With 4G LTE networks constantly growing, analysts expect LTE smartphone shipments to reach record numbers this year. The current estimate is that manufacturers will ship 67 million LTE smartphones before the end of 2012.
That number comes from Strategy Analytics, and is almost ten times the 6.8 million LTE smartphones shipped in 2011. Strategy Analytics analyst Neil Mawston said that carriers and vendors will be “launching dozens of LTE models across numerous countries worldwide” this year.
Mawston continued, saying that “LTE has quickly become a high-growth, high-value market that no operator, service developer, device vendor, or component maker can afford to ignore.”

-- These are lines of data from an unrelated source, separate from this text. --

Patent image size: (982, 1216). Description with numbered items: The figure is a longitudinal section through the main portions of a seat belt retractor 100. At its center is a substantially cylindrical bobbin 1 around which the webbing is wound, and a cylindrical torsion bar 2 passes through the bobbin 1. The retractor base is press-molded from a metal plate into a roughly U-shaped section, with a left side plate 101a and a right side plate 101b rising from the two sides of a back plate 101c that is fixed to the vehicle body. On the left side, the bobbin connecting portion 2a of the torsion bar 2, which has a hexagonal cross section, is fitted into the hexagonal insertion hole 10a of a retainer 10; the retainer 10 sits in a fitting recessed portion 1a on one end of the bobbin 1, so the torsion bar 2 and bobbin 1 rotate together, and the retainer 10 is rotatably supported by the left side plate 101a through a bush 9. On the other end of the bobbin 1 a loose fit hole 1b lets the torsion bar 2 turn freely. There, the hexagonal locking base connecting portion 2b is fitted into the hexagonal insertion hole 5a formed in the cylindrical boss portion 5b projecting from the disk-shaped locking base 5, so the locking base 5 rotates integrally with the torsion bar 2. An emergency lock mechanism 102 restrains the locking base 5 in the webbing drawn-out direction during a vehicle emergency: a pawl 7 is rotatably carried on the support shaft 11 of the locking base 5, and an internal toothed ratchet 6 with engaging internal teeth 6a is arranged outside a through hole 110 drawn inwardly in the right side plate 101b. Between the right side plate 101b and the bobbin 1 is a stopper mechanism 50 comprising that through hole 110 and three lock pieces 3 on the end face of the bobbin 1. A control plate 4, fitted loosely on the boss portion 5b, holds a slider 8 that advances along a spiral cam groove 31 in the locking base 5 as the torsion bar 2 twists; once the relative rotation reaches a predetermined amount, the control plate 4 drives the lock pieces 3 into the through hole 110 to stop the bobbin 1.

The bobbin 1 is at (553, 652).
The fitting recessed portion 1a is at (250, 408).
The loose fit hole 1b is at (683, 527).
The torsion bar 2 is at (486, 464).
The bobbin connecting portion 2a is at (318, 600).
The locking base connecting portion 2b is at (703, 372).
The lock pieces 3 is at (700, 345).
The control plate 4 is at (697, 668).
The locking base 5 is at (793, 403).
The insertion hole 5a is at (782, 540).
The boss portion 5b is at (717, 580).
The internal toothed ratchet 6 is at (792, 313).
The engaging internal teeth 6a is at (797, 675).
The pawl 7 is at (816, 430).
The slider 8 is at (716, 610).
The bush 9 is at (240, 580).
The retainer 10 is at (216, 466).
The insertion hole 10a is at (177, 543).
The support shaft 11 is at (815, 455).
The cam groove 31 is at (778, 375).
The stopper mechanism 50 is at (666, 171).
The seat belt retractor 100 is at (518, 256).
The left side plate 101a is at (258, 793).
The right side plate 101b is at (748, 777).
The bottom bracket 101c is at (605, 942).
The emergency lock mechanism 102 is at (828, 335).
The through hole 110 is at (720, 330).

In the US, Verizon already has 200 markets covered by LTE, with another 200 expected by the end of 2012. In Japan, NTT DoCoMo has its Xi LTE network, with ridiculous speeds of 75 megabits per second. South Korea’s SK Telecom launched in February 2011, and has more than 1 million subscribers as of last month, according to NetworkWorld.
Mawston expects Apple, Samsung, and HTC to lead the charge on 4G LTE smartphone shipments. We’ve already seen LTE phones from Samsung, including phones like the Galaxy Nexus and the Galaxy Note. HTC has the Rezound on Verizon, and the upcoming One X.
Other companies like LG, Nokia, Motorola, Pantech, and Fujitsu are also joining in by making 4G LTE smartphones. In the US Motorola already has a few LTE devices. LG and Pantech do as well.
The only problem with many of these LTE smartphones is that they’re expensive. A Samsung Galaxy Nexus on Verizon costs $299.99 on contract, as does the Samsung Galaxy Note on AT&T.
There are some less expensive phones with LTE such as the Nokia Lumia 900 which will allegedly carry a $99.99 price tag when it launches in April. Of course, there’s always sales on older phones as well. A Droid Charge, for instance, is available for free on Verizon with a two-year contract.
Even with cheaper phones, LTE costs more per month than 3G-only phones. Users might want the faster speeds, but not everybody is willing to pay the extra data cost. Even if they can pay it, they might find extra charges on their monthly statements because they accidentally run out over their data limit.